News
Out-of-hours medical care may be commercialised
The healthier we get, the more medical attention we need. And the easier it is to get pizza, cash or petrol at all hours of the day and night, the more reasonable it is to want a doctor on demand.
The alleged trebling of demand for night visits by general practitioners has generated much emotion amongst family doctors, fuelled by the certainty that the majority of calls are for minor illnesses that need little, if any, medical intervention.
Recent practice has been to contract out night calls to commercial ‘deputising’ doctor services in the cities, or to share the burden through co-operatives in less populous areas.
Half the general practitioners in Britain use some for of deputising service, and this figure rises to 80 per cent in the major cities. The increasing night-time workload is making these options more difficult, as commercial services eat into practice budgets and co-operatives feel the strain of demand.
The medical politicians have put pressure on the government to change the GP contract to allow some withdrawal from out-of-hours responsibilities, but they have hit a stone wall.
The coming conference of the GP political apparatus, the annual gathering of Local Medical Committees, has to consider how to make progress against an intransigent government.

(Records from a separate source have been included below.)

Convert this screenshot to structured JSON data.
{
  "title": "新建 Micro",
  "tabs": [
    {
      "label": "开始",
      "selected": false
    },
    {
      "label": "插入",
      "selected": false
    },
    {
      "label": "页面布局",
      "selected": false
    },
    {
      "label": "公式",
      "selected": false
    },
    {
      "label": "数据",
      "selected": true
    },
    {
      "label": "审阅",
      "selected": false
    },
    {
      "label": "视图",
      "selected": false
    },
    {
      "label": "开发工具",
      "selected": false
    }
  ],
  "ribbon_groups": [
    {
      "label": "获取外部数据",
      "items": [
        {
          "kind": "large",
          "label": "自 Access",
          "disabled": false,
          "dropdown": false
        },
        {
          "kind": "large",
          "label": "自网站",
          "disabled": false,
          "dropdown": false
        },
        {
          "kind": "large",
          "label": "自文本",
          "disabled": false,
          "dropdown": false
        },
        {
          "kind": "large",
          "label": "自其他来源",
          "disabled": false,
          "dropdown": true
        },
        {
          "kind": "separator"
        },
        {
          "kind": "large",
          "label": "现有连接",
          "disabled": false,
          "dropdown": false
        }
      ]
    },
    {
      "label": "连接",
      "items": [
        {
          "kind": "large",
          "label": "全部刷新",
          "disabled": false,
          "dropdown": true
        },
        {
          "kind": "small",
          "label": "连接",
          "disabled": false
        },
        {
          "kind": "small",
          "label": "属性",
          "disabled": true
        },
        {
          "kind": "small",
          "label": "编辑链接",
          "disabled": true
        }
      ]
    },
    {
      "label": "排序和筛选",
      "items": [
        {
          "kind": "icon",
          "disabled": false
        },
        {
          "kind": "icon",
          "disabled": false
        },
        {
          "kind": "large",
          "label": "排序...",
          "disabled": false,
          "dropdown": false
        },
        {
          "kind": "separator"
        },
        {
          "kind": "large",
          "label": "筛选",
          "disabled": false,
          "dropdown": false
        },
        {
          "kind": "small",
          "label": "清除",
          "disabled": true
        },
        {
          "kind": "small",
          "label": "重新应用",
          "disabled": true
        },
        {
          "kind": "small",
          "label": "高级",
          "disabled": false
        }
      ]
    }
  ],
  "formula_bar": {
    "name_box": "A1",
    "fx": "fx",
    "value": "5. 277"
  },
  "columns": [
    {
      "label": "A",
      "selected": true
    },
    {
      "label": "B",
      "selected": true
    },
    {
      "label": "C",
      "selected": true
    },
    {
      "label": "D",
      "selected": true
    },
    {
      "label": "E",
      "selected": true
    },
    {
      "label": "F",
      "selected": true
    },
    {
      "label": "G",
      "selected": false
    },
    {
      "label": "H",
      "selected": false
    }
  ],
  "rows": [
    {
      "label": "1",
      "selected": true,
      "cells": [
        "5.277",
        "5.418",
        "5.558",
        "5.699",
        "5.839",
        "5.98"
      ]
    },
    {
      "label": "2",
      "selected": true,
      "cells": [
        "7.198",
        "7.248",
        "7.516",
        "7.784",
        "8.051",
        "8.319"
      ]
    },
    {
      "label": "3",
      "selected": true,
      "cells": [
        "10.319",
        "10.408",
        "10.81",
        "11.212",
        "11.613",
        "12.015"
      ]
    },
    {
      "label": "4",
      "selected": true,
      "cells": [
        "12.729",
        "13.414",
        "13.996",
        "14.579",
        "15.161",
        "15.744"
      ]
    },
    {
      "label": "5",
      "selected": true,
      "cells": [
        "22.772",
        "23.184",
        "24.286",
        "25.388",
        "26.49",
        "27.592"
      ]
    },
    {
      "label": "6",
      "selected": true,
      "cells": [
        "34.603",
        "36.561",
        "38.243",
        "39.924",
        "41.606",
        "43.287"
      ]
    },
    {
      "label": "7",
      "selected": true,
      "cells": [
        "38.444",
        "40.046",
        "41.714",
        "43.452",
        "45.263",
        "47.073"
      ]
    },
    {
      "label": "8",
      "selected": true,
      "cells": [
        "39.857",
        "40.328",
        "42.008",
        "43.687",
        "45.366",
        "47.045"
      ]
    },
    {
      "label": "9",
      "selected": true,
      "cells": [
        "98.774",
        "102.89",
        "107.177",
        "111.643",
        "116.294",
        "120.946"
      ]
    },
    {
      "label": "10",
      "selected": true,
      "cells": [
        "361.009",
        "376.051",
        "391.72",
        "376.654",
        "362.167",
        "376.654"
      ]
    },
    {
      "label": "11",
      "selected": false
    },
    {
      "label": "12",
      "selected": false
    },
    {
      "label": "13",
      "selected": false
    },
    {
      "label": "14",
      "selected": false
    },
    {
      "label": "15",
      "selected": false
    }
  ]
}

The omens are not good for the doctors, because a consumerist government will only allow GPs to escape from their commitment to night calls if they loose sufficient income to fund a separate night-time service, and in effect lose their monopoly of medical care.
Commercial organisations are ready to act as providers of night calls, serving not the provider GPs (as now) in a subcontractor role, but the purchasers in a direct contractual role. Healthcall Group plc, for example, which already runs deputising services, is re-capitalising through a stock market flotation in ‘order to identify and expand into services..’ including a ‘homecare operation’.
Some general practitioners may enjoy playing the NHS internal market by becoming fundholders — little purchasers — but as a group the profession dislikes competition on a level playing field. If GPs transfer their out-of-hours responsibility to their local administrations, they may find that their local purchasing authority buys services that the family doctors find unsatisfactory, or that their own co-operatives are undercut by rivals, or that gung ho purchasers try to hive off other bits of their jobs.
Small wonder that the medical politicians are pausing for thought and calling for wide discussion. Too much pressure for change may open the door to something akin to deregulation of general practice, and the ability of general practitioners to control their local working environments would be weakened significantly. Too little pressure for change, and the system may not tolerate the strain of rising demand.